The full extent of child abuse scandals threatening the Roman Catholic church in Ireland has emerged in a study by the archdiocese of Dublin which reveals that more than 100 of its priests have faced paedophile accusations since 1940.
The report, which constitutes the most serious admission by a senior cleric in the republic, has been published before a judicial committee of investigation is expected to begin taking evidence this month on the handling of complaints by the church. More than 350 children are said to have been sexually or physically abused in that period.
Commenting on the figures, Archbishop Diarmuid Martin said it might be necessary to sell property to meet compensation bills and that sacrifices would have to be made to set right past injustices. "It's very frightening for me to see that in some of these cases, so many children were abused. It's very hard to weigh that up against anything," said Archbishop Martin, a former Vatican diplomat who was appointed in 2003.
"On the other hand, I know that the vast majority of priests don't abuse, that they do good work, that they're extremely upset and offended by what's happened."
The Catholic archdiocese of Boston was nearly bankrupted by a paedophile scandal three years ago. Its archbishop, Cardinal Bernard Law, was forced to resign and the ensuing compensation settlement cost the American archdiocese £67m. The archbishop's palace was sold and dozens of parishes forced to close.

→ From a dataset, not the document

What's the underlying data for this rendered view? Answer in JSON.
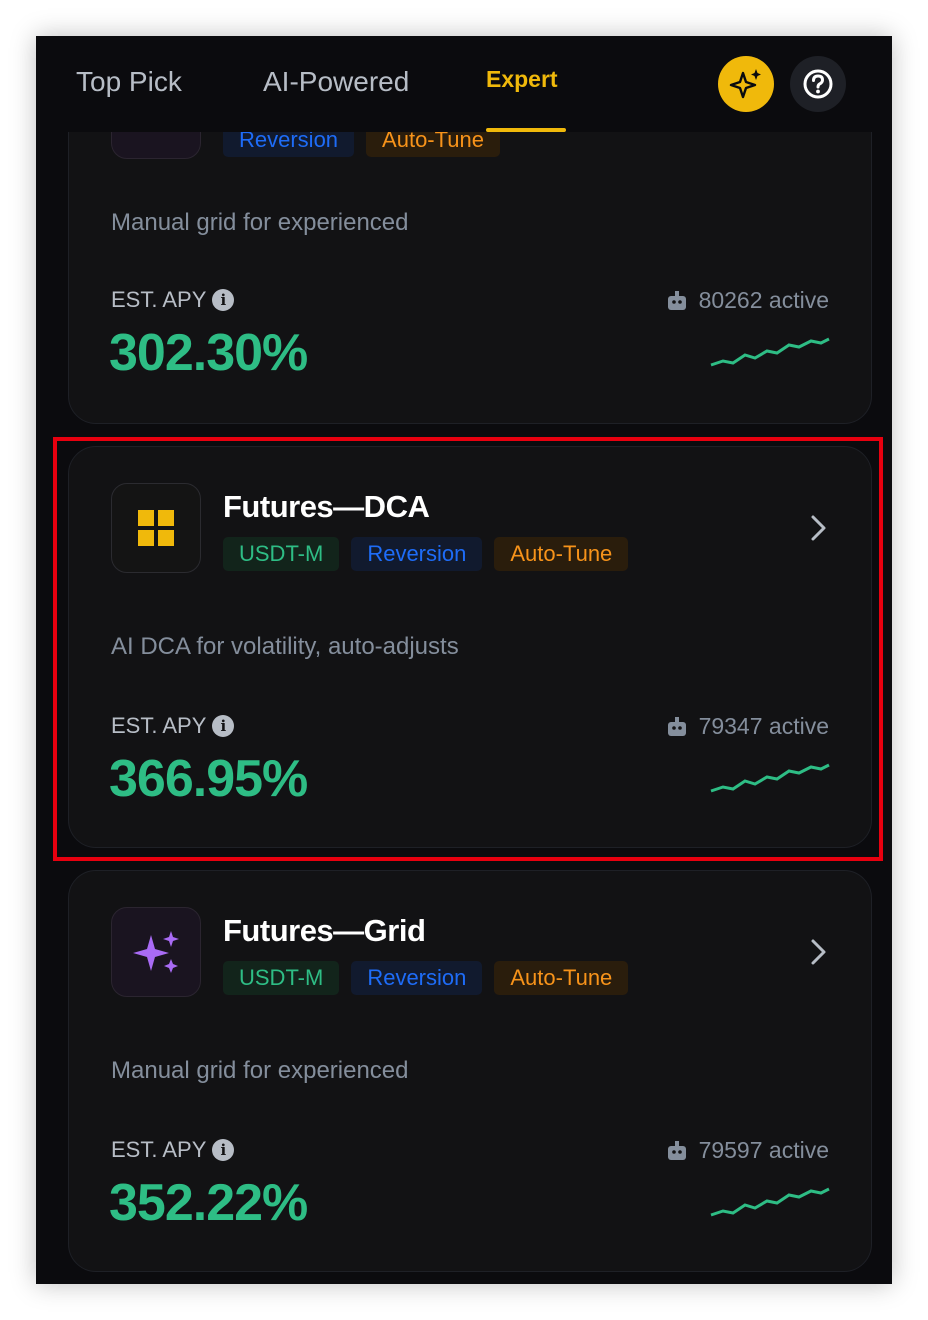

Archbishop Martin's report shows that 105 civil actions have been brought against 32 priests in Dublin. Nearly two-thirds have been resolved and 40 are being pursued. The cost of settlements so far is €5.8m (£4m). The diocese has invested a further €2.5m in its child protection services.
The latest figures are the result of a two-year trawl through church archives. Last October, at the conclusion of an earlier government inquiry into abuse cases in the Catholic diocese of Ferns, the archbishop's office in Dublin said it was aware of accusations against 67 priests.
The sharp increase revealed in this week's report - which says the true figure is at least 102 priests - is in part due to the inclusion of complaints against members of religious orders working for the diocese in Dublin. The personnel files of 2,800 priests spanning the period 1940to 2006 have been examined. Allegations were said to have been made against 91 priests and suspicions raised about another 11 clerical officials.
"These figures include new allegations and information which have been brought to the attention of the diocese as a result of the independent review, the publication of the Ferns report and ongoing work by the Child Protection Service," the report said. "They do not include allegations and suspicions made regarding priests who carried out ministry within the ambit of their own religious order." Eight local priests have been convicted of abuse. No cases are pending.
The new committee of investigation into affairs in the Dublin archdiocese will be chaired by a senior judge, Yvonne Murphy. She will examine a number of representative abuse cases dating back as far as 1975.
"Many of these new cases are historical," a spokesperson for the archdiocese told the Guardian yesterday. "Anything new that has emerged will have been referred to the [police] authorities."
Ireland, a traditionally Catholic country, whose state broadcaster still plays the toll of the Angelus bell before its evening bulletins, has been rocked by church sex scandals over the past decade. They have involved mistreatment of abandoned orphans, child sex abuse and supposedly celibate priests fathering offspring.
The Catholic church's gradual coming to terms with sexual abuse has proved highly sensitive for the Vatican. The present Pope, Benedict XVI, was previously in charge of the Congregation for the Doctrine of the Faith, the Vatican office responsible for investigating abuse claims.
The Ferns inquiry, published by the Irish government last year, identified more than 100 allegations of child sexual abuse against 21 priests in that diocese dating back to 1962.